Maintenant qu’il avait Brouté Steel Maveti, il devait, comme il l’avait promis, libérer une âme de la Faim Rampante.
Leurs pouvoirs Transcendants sont très utiles. Quel dommage d’avoir à les libérer avant de leur avoir trouvé un remplaçant. C’est vrai… Du reste, j’ai déjà libéré ce Sans-Visage. Il me semble que ce n’est pas nécessaire cette fois-ci…
En proie à des sentiments d’hésitation et de réticence à s’en séparer, Klein était confronté à un dilemme. Il était incapable de prendre une décision.
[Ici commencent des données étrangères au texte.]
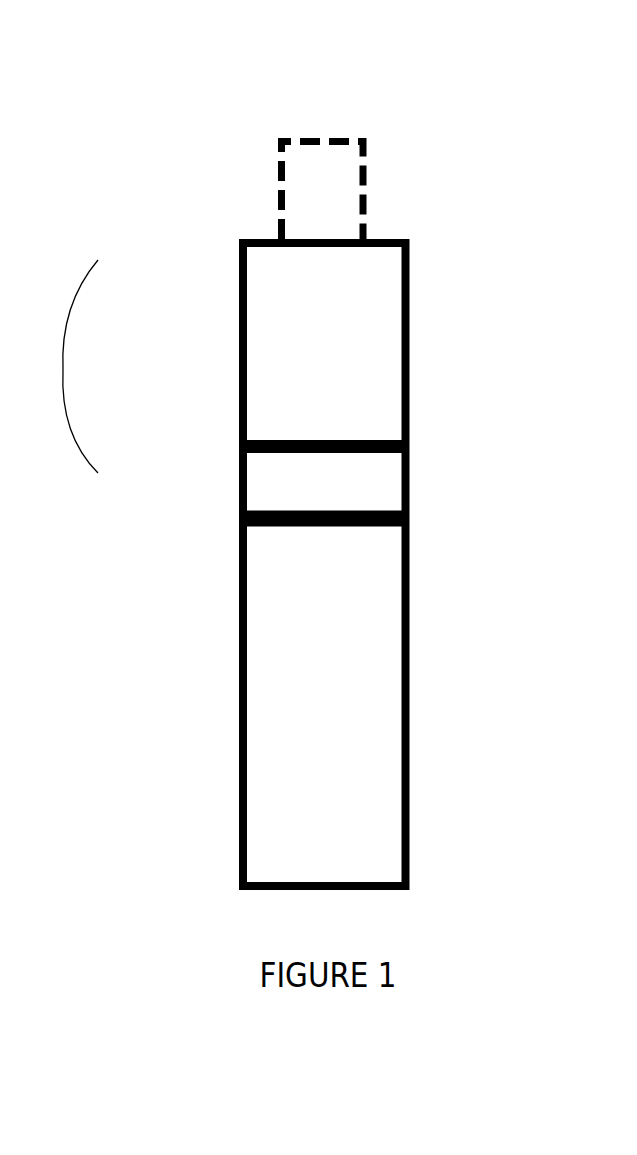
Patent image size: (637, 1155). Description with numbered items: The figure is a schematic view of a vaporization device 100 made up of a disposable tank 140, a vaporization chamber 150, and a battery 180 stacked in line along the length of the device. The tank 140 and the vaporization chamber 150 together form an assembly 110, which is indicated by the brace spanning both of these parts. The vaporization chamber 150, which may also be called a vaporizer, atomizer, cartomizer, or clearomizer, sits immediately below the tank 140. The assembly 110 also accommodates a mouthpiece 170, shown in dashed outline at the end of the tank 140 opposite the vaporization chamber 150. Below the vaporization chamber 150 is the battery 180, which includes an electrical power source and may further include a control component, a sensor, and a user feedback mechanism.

The vaporization device 100 is at (461, 81).
The assembly 110 is at (63, 370).
The disposable tank 140 is at (263, 348).
The vaporization chamber 150 is at (263, 487).
The mouthpiece 170 is at (300, 162).
The battery 180 is at (383, 687).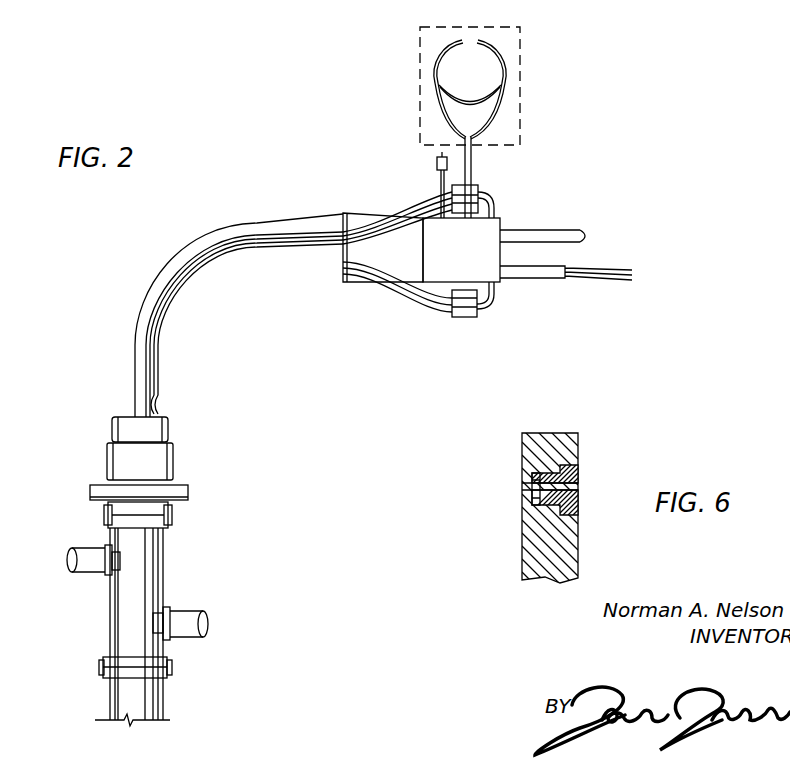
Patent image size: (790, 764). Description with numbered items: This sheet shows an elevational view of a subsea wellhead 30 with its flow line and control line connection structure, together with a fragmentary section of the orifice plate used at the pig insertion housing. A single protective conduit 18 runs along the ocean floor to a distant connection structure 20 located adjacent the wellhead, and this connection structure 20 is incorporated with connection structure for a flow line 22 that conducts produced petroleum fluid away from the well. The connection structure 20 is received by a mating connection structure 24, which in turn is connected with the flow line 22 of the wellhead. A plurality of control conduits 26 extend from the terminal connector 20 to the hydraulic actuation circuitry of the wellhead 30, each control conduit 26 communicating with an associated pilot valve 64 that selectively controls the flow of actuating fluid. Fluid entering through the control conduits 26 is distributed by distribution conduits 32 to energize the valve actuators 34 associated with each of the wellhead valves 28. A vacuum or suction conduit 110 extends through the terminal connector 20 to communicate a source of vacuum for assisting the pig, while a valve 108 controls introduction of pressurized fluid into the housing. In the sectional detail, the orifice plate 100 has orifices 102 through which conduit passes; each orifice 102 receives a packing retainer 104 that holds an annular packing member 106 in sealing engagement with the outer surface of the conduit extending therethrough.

In FIG. 2, the protective conduit 18 is at (550, 281).
In FIG. 2, the connection structure 20 is at (490, 232).
In FIG. 2, the flow line 22 is at (223, 238).
In FIG. 2, the mating connection structure 24 is at (352, 285).
In FIG. 2, the control conduits 26 is at (318, 250).
In FIG. 2, the wellhead valves 28 is at (108, 577).
In FIG. 2, the wellhead 30 is at (140, 708).
In FIG. 2, the distribution conduits 32 is at (165, 567).
In FIG. 2, the valve actuators 34 is at (72, 550).
In FIG. 2, the pilot valve 64 is at (478, 205).
In FIG. 6, the orifice plate 100 is at (562, 437).
In FIG. 6, the orifices 102 is at (522, 486).
In FIG. 6, the packing retainer 104 is at (580, 478).
In FIG. 6, the annular packing member 106 is at (530, 490).
In FIG. 2, the valve 108 is at (437, 186).
In FIG. 2, the vacuum or suction conduit 110 is at (437, 163).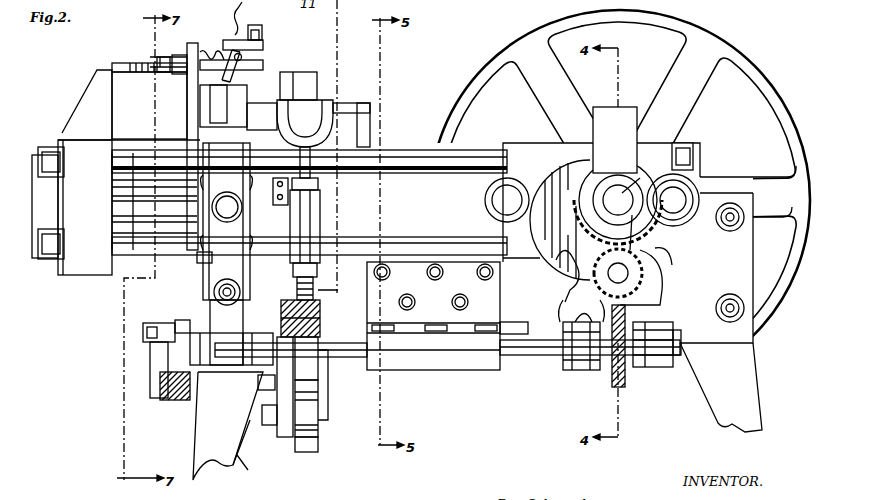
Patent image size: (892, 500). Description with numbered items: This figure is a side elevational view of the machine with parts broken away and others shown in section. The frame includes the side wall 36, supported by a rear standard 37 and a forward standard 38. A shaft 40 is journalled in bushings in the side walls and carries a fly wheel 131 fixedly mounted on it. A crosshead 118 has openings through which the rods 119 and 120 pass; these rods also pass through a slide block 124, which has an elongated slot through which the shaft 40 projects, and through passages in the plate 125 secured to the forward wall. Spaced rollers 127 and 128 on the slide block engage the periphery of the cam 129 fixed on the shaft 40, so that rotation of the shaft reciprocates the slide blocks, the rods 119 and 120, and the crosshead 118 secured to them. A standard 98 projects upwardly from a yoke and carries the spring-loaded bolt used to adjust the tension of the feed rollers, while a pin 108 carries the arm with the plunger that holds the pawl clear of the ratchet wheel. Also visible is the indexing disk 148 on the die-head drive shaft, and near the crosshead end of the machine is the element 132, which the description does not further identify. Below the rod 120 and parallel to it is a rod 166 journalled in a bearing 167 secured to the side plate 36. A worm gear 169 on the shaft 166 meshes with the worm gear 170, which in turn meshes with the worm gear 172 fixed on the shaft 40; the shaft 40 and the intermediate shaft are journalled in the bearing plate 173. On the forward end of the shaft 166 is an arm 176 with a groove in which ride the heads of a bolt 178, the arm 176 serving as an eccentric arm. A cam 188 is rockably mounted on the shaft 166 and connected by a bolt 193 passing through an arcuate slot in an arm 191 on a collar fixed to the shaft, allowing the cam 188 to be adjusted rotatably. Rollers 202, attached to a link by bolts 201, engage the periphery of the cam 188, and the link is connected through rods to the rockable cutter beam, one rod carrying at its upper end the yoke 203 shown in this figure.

The side wall 36 is at (728, 251).
The rear standard 37 is at (718, 408).
The forward standard 38 is at (240, 460).
The shaft 40 is at (663, 132).
The standard 98 is at (195, 108).
The pin 108 is at (248, 17).
The crosshead 118 is at (76, 276).
The rod 119 is at (400, 160).
The rod 120 is at (447, 247).
The slide block 124 is at (520, 160).
The plate 125 is at (197, 262).
The roller 127 is at (705, 176).
The roller 128 is at (482, 198).
The cam 129 is at (545, 333).
The fly wheel 131 is at (742, 64).
The cylinder block 132 is at (132, 160).
The indexing disk 148 is at (178, 300).
The rod 166 is at (318, 363).
The bearing 167 is at (446, 355).
The worm gear 169 is at (626, 378).
The worm gear 170 is at (575, 355).
The worm gear 172 is at (692, 146).
The bearing plate 173 is at (623, 125).
The arm 176 is at (163, 350).
The bolt 178 is at (165, 338).
The cam 188 is at (308, 398).
The arm 191 is at (258, 405).
The bolt 193 is at (258, 382).
The bolt 201 is at (320, 318).
The roller 202 is at (297, 308).
The yoke 203 is at (315, 172).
Au bout d’un long moment, il se pencha en arrière et soupira :
Je ne peux pas me leurrer.
Il secoua la tête et eut un petit rire, détendu à la pensée que sa décision était prise.
Il tiendrait sa promesse et libèrerait une âme.
Le Sans-Visage avait été libéré plus tôt que prévu car il avait besoin d’informations. C’était un échange équitable.
Qui dois-je libérer ? Miss Justice a acheté des matériaux pour une potion de Psychiatre et un objet mystique d’une valeur de 5 500. Même si elle est riche, sa situation financière doit être serrée. Il ne serait donc pas approprié, pour le moment, de vendre la caractéristique du Psychiatre. Et elle doit encore 2 000 Livres à mon adorateur, qu’elle ne pourra payer qu’en février ou mars…
À cette pensée, Klein décida de libérer le Cauchemar.
En tant qu’ancien Faucon de Nuit, il avait toujours eu un penchant et une gratitude basés sur son impression et son ressenti envers les Transcendants de ce domaine. Sans même avoir à prendre en compte d’autres facteurs, le choix n’était pas difficile à faire.
Ayant retrouvé son calme, le jeune homme prit le gant de peau humaine qu’il avait emporté au-dessus du brouillard et ferma les yeux afin de percevoir ces âmes difformes.
Sans hésiter, il libéra le Cauchemar.